The Reserve Bank of India (RBI) on Wednesday announced that it has continued to identify State Bank of India (SBI), HDFC Bank, and ICICI Bank as Domestic Systemically Important Banks (D-SIBs) for the 2024 list, with the same categorization as the previous year.
These banks must maintain an additional Common Equity Tier 1 (CET1) requirement alongside the capital conservation buffer.
Established by the RBI in 2014 and updated in December 2023, the D-SIB framework mandates that systemically important banks meet extra CET1 requirements based on their assigned bucket, which reflects their Systemic Importance Score (SIS).

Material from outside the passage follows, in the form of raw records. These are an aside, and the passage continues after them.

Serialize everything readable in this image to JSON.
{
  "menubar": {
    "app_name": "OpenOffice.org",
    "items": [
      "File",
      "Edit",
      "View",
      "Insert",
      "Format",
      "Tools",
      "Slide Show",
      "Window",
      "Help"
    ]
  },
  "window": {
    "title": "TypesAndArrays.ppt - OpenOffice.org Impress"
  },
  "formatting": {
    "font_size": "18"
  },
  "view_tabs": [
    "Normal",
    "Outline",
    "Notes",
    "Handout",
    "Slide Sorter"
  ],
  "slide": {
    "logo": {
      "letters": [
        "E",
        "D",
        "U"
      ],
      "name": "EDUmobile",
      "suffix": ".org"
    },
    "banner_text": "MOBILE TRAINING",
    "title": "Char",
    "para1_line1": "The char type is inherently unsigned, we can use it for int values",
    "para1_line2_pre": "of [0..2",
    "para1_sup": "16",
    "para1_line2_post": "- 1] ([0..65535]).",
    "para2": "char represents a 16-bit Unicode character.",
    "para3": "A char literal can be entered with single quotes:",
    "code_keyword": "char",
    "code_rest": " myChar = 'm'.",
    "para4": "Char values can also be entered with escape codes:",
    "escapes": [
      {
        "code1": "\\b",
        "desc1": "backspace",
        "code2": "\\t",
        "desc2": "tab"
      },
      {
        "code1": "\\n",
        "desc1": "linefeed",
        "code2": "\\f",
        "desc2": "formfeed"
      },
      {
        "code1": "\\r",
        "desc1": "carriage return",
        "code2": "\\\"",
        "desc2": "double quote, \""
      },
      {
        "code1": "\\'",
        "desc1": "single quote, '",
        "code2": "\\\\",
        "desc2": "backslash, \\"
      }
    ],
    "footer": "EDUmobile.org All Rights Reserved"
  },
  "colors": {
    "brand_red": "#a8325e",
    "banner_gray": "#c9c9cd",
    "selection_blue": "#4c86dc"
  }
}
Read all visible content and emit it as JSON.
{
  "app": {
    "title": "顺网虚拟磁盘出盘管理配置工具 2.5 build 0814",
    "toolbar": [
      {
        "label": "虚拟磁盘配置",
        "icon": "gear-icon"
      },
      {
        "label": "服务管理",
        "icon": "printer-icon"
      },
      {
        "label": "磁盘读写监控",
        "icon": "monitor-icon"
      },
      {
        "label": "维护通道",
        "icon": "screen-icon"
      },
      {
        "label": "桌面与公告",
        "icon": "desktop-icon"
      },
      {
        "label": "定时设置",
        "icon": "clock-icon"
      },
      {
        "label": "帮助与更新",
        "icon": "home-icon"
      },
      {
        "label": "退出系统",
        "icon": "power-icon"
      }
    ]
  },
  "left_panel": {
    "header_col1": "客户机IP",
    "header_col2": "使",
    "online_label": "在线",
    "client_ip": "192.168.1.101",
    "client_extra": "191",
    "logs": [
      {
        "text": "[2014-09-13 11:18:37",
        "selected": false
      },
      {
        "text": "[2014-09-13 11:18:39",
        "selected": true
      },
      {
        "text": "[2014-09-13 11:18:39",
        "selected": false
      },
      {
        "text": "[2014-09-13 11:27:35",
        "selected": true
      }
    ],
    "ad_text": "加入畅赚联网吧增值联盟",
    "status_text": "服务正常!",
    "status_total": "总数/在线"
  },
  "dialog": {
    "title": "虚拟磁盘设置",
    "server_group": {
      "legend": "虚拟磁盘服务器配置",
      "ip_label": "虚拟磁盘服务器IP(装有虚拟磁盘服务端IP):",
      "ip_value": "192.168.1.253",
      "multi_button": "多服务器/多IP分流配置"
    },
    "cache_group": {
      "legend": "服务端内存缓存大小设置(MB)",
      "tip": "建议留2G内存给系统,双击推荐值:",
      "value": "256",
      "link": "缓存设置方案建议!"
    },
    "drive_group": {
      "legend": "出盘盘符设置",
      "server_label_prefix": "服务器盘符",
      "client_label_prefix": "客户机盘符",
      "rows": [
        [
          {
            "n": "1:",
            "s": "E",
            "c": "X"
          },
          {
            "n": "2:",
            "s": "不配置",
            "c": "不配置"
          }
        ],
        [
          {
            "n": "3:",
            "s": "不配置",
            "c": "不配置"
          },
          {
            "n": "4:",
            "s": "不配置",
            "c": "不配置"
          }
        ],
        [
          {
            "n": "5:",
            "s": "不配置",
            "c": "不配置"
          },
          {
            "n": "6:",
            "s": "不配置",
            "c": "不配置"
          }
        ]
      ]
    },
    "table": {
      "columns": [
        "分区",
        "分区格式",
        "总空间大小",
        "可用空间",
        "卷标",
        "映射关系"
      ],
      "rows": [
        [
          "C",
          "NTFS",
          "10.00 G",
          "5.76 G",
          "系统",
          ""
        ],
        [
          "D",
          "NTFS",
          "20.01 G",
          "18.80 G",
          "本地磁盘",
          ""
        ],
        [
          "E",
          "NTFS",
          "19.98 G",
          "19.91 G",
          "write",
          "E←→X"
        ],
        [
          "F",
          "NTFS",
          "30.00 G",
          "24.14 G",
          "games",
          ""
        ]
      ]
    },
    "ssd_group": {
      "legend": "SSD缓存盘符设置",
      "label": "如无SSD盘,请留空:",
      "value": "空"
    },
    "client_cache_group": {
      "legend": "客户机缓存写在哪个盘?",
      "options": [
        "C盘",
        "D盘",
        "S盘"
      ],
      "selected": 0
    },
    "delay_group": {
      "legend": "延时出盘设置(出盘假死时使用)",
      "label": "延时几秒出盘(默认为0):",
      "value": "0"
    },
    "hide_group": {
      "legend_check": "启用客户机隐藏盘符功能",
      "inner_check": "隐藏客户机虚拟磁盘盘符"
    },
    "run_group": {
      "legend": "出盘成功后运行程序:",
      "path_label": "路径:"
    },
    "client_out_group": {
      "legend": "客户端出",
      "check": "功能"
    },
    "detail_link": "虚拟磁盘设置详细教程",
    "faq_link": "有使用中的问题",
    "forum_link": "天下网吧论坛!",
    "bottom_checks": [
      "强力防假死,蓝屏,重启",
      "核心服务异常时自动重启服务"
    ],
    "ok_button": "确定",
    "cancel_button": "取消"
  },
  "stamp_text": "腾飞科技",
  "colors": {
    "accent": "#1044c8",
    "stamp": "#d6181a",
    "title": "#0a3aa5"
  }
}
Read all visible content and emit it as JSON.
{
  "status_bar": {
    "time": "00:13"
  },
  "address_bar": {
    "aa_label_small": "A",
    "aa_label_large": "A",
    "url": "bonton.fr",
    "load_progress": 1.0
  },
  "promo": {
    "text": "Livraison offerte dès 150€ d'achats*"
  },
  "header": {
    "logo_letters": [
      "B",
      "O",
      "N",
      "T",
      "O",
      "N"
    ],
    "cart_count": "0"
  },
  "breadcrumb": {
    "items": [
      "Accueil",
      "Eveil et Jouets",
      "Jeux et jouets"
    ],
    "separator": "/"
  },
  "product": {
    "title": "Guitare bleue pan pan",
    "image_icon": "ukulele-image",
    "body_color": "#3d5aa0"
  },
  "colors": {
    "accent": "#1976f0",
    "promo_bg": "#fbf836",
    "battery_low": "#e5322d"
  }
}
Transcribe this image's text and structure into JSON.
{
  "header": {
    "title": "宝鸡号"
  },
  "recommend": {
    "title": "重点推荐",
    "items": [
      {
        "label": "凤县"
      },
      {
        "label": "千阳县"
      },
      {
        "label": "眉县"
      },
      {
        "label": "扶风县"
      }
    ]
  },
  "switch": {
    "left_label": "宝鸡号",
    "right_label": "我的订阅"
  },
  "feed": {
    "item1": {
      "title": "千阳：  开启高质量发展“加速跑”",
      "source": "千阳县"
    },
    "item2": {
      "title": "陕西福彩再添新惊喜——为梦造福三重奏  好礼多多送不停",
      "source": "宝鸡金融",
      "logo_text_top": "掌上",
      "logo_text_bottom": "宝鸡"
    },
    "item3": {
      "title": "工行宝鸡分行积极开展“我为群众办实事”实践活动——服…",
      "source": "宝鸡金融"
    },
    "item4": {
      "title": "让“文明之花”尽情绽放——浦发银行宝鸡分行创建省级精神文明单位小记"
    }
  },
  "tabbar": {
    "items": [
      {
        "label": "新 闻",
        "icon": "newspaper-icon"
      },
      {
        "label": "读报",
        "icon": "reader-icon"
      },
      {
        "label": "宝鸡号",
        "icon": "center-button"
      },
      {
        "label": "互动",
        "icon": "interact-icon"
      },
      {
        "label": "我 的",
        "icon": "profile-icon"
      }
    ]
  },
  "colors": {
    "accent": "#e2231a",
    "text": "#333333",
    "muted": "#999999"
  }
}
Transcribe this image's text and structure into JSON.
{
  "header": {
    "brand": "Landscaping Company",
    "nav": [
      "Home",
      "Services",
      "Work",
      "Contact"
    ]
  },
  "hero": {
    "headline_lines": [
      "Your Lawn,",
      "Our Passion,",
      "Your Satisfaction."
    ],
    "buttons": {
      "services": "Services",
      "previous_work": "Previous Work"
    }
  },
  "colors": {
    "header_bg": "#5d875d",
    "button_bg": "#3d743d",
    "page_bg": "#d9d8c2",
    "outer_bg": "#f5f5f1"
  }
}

Foreign banks classified as Global Systemically Important Banks (G-SIBs) must also hold additional CET1 in India, proportionate to their risk-weighted assets in the country.
Bank-Specific Requirements
The RBI’s D-SIB framework places each bank in specific buckets, which determines the additional CET1 requirement based on the bank’s systemic importance:
Bucket 4: SBI – 0.80% CET1 (effective April 1, 2025; up to March 31, 2025, it remains at 0.60%)
Bucket 2: HDFC Bank – 0.40% CET1 (effective April 1, 2025; up to March 31, 2025, it remains at 0.20%)
Bucket 1: ICICI Bank – 0.20% CET1
HDFC Bank shares were down 0.24 per cent, trading at Rs 1,714.00 apiece on Wednesday as of 10.55 AM, while SBI and ICICI shares were trading at Rs 819.90 and Rs 1,265.65, down 0.82 and 0.39 per cent respectively.